Заметив, что Коди и Ребекка до сих пор стоят на месте, генерал смотрит на девушку, возмущённо приподняв брови.

— Вы с Хейзом свободны, — с нажимом повторяет он. — Это приказ.

Ребекка сжимает губы, но молчит, пока генерал объявляет громче, чем прежде, — на этот раз всем солдатам:

— Готовность — пятнадцать минут, — а потом, когда в полутьме начинается суетливое, хаотичное движение, он обращается лично ко мне и очень тихо: — Не подведи меня, парень. Я не люблю разочаровываться в людях. Вперёд.
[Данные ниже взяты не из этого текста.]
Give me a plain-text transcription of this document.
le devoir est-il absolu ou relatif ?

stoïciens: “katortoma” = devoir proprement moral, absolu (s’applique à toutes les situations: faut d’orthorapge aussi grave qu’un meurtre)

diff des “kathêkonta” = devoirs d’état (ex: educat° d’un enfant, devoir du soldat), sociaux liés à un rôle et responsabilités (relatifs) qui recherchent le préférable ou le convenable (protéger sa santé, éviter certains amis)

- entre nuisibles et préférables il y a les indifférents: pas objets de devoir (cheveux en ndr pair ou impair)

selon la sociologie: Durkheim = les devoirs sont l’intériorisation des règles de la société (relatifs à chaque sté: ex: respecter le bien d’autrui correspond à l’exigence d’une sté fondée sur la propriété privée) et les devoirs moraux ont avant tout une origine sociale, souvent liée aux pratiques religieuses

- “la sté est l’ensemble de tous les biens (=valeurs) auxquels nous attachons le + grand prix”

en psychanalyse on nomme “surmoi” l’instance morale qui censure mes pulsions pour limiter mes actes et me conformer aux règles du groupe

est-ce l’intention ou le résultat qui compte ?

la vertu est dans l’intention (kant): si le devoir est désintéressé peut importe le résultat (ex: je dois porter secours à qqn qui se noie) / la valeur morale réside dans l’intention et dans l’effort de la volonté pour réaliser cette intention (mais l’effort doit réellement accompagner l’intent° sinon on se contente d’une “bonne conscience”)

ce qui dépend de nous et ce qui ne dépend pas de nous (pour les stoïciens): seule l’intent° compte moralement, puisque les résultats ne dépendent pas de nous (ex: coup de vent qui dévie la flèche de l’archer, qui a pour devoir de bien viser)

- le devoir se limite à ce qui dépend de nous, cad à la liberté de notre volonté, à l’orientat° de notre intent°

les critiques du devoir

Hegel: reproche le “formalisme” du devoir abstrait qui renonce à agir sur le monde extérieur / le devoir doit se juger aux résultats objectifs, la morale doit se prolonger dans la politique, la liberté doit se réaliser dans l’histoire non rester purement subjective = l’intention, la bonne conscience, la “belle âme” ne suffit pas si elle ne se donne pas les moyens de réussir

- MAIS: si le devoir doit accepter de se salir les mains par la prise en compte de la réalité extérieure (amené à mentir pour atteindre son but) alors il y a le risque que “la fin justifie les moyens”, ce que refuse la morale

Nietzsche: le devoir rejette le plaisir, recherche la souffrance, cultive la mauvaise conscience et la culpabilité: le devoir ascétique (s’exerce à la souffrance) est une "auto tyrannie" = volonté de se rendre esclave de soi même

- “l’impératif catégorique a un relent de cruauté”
Не дожидаясь моего ответа, он возвращается к машине и ещё раз небрежно бросив: «Пятнадцать минут!» — занимает заднее сидение и закрывает за собой дверь.

В темноте продолжается движение, но я не вижу ни Алана, ни Коди, зато справа от меня раздаётся голос Ребекки:

— На его рассудительность я и не рассчитывала. Но ты…

Хорошо, что она не видит во мраке мои приподнятые брови.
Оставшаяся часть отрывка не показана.